The painted psychedelic swirls that made the bus a cultural icon originally were applied to keep it from looking like a school bus, said Kesey's wife, Faye.
Over the next 25 years, the designs mutated and evolved into a mural that embodies Kesey's vision of the bus as a rallying symbol for saving the Earth.
On the right side is Michelangelo's Adam from the ceiling of the Sistine Chapel. Dorothy, Tin Man, Scarecrow and Cowardly Lion skip up to the Emerald City, where a northern spotted owl is perched. On the left is a totem pole. Fish swim on the flanks.
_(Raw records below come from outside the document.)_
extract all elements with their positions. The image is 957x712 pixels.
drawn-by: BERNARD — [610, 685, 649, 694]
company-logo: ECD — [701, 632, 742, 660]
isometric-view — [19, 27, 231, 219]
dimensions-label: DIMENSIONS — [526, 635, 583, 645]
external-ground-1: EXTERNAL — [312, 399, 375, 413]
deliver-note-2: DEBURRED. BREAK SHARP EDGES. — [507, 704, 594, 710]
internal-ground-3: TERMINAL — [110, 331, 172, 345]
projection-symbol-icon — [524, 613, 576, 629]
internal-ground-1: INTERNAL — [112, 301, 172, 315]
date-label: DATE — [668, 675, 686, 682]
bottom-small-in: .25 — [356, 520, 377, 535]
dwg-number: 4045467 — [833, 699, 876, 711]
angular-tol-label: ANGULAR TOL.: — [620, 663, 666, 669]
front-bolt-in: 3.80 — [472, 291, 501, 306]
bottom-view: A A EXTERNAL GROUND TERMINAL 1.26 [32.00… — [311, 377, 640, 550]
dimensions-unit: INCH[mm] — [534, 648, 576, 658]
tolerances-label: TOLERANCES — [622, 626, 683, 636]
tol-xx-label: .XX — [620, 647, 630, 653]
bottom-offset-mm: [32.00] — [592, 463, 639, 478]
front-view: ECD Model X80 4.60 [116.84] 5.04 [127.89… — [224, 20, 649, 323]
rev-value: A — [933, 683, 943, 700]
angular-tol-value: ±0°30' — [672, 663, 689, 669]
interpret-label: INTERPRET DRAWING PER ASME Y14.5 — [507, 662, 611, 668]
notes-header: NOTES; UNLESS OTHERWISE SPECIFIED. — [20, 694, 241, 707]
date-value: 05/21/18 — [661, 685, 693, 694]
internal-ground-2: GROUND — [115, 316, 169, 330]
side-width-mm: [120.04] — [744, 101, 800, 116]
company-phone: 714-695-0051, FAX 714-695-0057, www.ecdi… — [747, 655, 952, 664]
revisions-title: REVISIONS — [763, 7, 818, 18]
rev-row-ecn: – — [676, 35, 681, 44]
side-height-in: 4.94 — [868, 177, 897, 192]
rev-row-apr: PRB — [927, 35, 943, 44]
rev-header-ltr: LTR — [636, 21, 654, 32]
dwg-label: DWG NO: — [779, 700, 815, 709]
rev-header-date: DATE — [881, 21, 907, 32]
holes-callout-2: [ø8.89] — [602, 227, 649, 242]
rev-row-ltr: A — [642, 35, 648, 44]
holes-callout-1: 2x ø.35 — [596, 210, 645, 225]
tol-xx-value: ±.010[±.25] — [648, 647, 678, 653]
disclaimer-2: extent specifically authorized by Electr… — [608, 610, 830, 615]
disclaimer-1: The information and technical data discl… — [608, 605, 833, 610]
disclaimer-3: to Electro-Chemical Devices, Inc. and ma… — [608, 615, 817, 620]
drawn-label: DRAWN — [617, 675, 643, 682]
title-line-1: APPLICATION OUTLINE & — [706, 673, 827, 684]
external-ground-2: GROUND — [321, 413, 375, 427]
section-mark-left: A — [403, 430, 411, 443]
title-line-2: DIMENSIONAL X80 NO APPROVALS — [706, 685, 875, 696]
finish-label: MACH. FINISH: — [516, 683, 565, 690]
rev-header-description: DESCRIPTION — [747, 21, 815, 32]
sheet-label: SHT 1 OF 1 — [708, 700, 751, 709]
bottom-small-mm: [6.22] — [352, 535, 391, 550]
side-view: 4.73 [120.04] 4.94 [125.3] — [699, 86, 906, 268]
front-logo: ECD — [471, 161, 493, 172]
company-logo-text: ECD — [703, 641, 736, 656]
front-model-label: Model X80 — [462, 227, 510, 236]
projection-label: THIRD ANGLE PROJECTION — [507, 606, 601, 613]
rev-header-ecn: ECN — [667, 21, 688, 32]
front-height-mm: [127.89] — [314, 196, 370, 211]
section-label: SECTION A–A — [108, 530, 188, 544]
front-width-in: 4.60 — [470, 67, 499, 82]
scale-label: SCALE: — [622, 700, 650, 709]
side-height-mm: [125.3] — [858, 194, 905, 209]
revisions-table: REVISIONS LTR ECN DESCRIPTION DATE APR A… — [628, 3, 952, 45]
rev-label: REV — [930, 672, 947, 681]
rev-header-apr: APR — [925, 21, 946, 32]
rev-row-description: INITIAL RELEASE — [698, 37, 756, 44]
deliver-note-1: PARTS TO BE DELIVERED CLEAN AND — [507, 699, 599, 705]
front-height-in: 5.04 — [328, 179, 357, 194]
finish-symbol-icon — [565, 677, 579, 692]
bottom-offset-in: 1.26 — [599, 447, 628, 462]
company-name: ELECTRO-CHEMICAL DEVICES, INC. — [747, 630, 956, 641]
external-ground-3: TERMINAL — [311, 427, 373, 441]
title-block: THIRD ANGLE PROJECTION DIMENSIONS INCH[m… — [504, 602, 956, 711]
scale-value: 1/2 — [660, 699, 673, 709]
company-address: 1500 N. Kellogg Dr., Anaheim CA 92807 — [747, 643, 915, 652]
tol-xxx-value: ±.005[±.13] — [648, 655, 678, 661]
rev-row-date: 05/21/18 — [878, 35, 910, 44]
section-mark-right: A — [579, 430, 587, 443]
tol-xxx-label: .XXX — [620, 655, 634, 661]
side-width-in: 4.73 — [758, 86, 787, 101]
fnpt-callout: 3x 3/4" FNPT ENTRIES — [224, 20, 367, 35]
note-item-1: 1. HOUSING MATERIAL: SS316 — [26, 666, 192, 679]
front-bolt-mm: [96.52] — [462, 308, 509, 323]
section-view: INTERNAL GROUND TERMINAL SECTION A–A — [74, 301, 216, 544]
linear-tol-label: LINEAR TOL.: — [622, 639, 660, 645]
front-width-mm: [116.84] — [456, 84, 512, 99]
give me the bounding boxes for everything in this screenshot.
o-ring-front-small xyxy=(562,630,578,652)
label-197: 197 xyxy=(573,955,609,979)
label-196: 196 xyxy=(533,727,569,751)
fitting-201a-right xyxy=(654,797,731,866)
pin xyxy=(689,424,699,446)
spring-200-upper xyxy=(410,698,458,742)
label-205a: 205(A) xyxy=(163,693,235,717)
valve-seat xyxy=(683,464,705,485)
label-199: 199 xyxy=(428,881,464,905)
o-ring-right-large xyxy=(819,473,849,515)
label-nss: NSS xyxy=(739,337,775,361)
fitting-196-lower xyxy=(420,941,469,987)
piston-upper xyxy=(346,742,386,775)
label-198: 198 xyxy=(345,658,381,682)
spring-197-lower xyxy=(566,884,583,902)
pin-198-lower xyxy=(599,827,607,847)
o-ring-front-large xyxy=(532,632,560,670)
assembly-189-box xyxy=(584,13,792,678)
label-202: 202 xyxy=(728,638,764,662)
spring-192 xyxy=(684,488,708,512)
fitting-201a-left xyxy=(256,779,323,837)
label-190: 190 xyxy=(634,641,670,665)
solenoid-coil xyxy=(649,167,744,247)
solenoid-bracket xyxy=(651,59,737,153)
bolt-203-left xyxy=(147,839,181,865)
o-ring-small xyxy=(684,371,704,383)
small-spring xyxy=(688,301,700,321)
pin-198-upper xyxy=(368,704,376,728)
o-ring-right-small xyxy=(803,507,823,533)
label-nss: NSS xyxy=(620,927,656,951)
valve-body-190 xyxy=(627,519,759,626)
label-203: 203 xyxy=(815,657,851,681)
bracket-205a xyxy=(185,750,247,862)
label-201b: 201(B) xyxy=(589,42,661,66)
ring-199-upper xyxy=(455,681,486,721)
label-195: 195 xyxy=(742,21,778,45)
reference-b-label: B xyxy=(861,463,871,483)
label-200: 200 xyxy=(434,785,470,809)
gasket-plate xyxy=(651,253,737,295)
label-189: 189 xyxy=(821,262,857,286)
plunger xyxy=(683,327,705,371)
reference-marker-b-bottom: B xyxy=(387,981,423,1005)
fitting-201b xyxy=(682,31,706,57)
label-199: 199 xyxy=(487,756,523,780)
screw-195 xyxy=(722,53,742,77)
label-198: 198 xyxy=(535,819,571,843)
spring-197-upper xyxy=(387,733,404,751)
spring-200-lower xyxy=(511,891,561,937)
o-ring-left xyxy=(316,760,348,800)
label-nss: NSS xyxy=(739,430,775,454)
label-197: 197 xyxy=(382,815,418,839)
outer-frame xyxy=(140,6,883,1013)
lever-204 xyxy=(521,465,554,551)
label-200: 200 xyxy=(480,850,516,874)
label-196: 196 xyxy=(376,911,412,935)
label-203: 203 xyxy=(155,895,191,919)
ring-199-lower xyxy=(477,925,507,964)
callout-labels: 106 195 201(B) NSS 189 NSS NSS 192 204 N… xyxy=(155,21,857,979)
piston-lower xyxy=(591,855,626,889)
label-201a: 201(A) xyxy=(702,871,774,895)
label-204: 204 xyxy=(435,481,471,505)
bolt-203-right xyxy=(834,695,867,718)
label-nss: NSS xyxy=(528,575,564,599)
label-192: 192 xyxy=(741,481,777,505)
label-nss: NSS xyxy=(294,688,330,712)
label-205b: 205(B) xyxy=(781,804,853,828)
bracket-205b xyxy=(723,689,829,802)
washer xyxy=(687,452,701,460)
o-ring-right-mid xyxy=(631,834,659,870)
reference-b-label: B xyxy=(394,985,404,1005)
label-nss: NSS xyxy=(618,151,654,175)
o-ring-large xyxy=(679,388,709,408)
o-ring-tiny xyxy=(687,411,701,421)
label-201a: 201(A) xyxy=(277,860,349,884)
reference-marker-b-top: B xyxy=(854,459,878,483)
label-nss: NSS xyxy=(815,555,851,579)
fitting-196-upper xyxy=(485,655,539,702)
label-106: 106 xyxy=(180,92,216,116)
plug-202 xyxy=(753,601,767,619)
The hood ornament is a bronze jester.
Over the windshield is its name, Further, worn like a crown to proclaim the bus' destination.
The idea for this trip grew out of Kesey's latest book, "The Further Inquiry." The book originally was conceived as a play staged on the bus, where the soul of Neal Cassady is put on trial.
Cassady was the basis for the hero of Beat writer Jack Kerouac's "On The Road," as well as the charismatic man behind the wheel of Further. On that first trip he laid down a free-association rap-babble that still makes Kesey shake his head in wonder and joy when he watches old home movies.
Kesey wanted the book to include a movie of Cassady, printed one frame to a page, so that they moved as the pages were flipped.
"It's important to see how he jabbers and jumps," Kesey said.
His publisher, Viking, agreed to include the flip pictures if Kesey would drive Further to a book fair in Las Vegas.
He had so much fun that he planned a cross-country trip to ease Further into its grave at the Smithsonian and promote his new book.
The latest trip won't be as wild as the others.
"We're grandparents now," Kesey said.
He is scheduled to take Further to a book signing in Portland on Sunday. On Monday, he heads south to California, hoping to reach Berkeley by Halloween to help counterculture pal Wavy Gravy collect for UNICEF and campaign for City Council. After that, the schedule gets dim, though Kesey hopes to pick up LSD guru Timothy Leary and gonzo journalist Hunter S. Thompson along the way.
But getting back on the road has given Kesey second thoughts about turning over the bus to the Smithsonian.
"This is why I would hate to see it laminated and stopped," Kesey said. "It was just going good again."